One of the problems with professional sports is that there's no way to completely isolate the athletes from the general population. No doubt they're working on it: vast practice facilities that come complete with whole artificial population centers... Fully automated discos and bars manned by robots, lots of papier mache parking meters and light poles to safely drive into, and a never-ending supply of real high school girls, red rubber balls strapped in their mouths, imported through a special loading dock at the edge of the territory. No other human interference would be necessary; even the record producers who arrive to offer rap album deals could be automated... That's the way it ought to be, but not the way it is. In the real world, there's no way to remove completely the extraneous human beings from the pro athlete's existence. Case in point: the parking lot attendant.
Hardly a year goes by without a violent incident involving a pro athlete, a $90,000 vehicle with a dent, and a parking lot attendant who sooner or later surfaces on television with a cheap lawyer and a neck brace. Mike Tyson used to fill the yearly quota with admirable regularity, but this year the job fell to Chicago Bears wide receiver David Terrell. Terrell was arrested on June 13 on the classic sports charge of simple misdemeanor battery after he and two other men had a "disagreement" with a pair of Chicago parking lot attendants. Punches were thrown, and one attendant was struck in the face, although he stupidly declined even fictional medical treatment after the fight ended. The ACLU has yet to protest the exorbitant $100 bail set for Terrell after the incident.

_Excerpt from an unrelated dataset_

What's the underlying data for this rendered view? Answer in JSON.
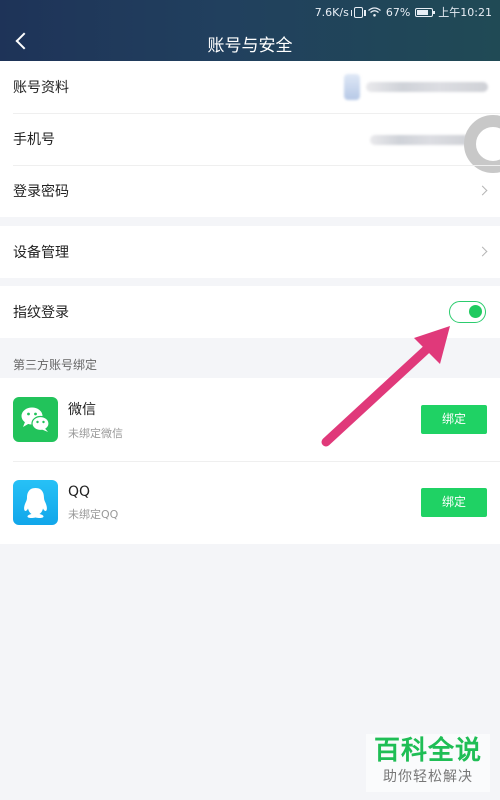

Former boxing champion Pernell Whitaker earlier this month had some advice for young people who are considering experimentation with cocaine: don't hide it in your wallet. The key with coke is to work up enough of a resistance that you can swallow your whole load if you have to. When police pull you over for driving into a light pole, toss the foil packet into your mouth. Then try to keep as cool as possible while they decide whether or not to make an arrest or issue a ticket. That's the key moment right there, the difference between be able to keep doing tons of coke indefinitely and not being able to do any at all for at least the next 21 months. Whitaker screwed it up back in March. He only had a few more months to go before a previous cocaine charge would have been dropped when he was pulled over for a moving violation in Virginia Beach. While police were processing him for a four-day jail term on the traffic arrest, they found a packet of cocaine in his money roll. Now he's looking at ten years if convicted for violating the terms of a previous drug sentence. "It has not been a good day for me," Whitaker said after the hearing.

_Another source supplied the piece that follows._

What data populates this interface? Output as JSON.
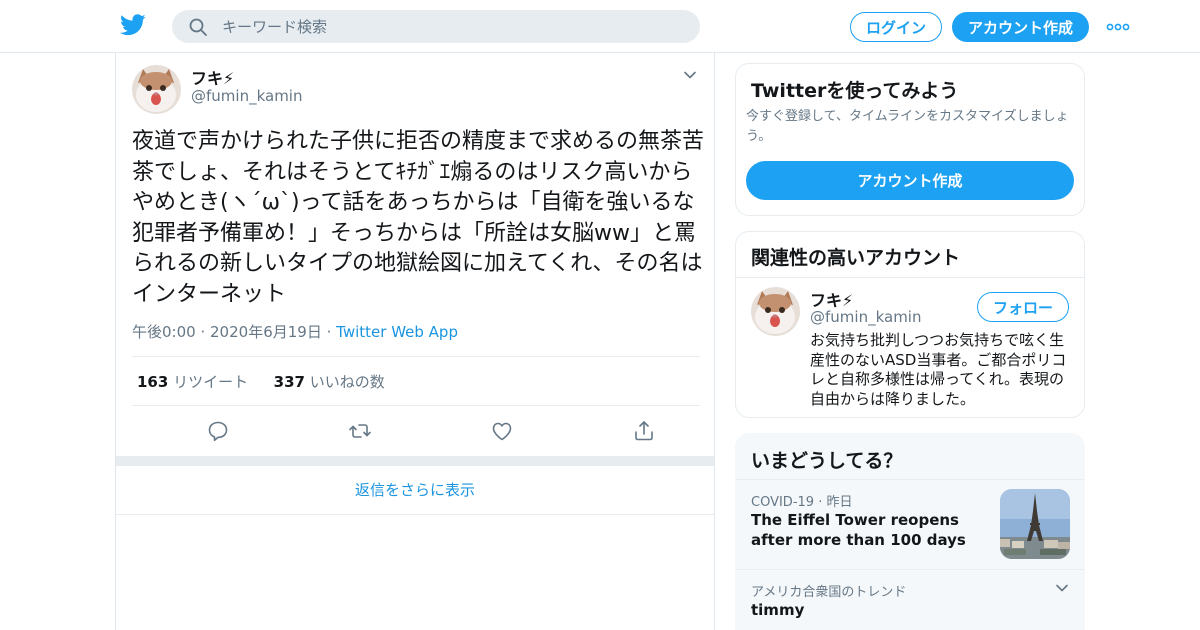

Finally, a story you've heard on the radio more often than a two-for-Tuesday double-shot of Aerosmith: Dwight Gooden arrested in Florida for driving with an open container of alcohol. In an unusual twist, Gooden appeared to not actually be drunk at the time of the arrest; police video showed him passing the field test with flying colors. Gooden's attorney, Joseph Ficarrotta, jumped all over the tape and get the charge knocked down. "Law enforcement did the right thing and reduced the charge to reckless driving," he said, stressing the words right and thing. The Doc almost got off this time, but the age-old unpaid previous unrelated traffic violation did him in, and he was sentenced to 21 hours of community autograph-signing. "I couldn't find a stamp," Doc explained.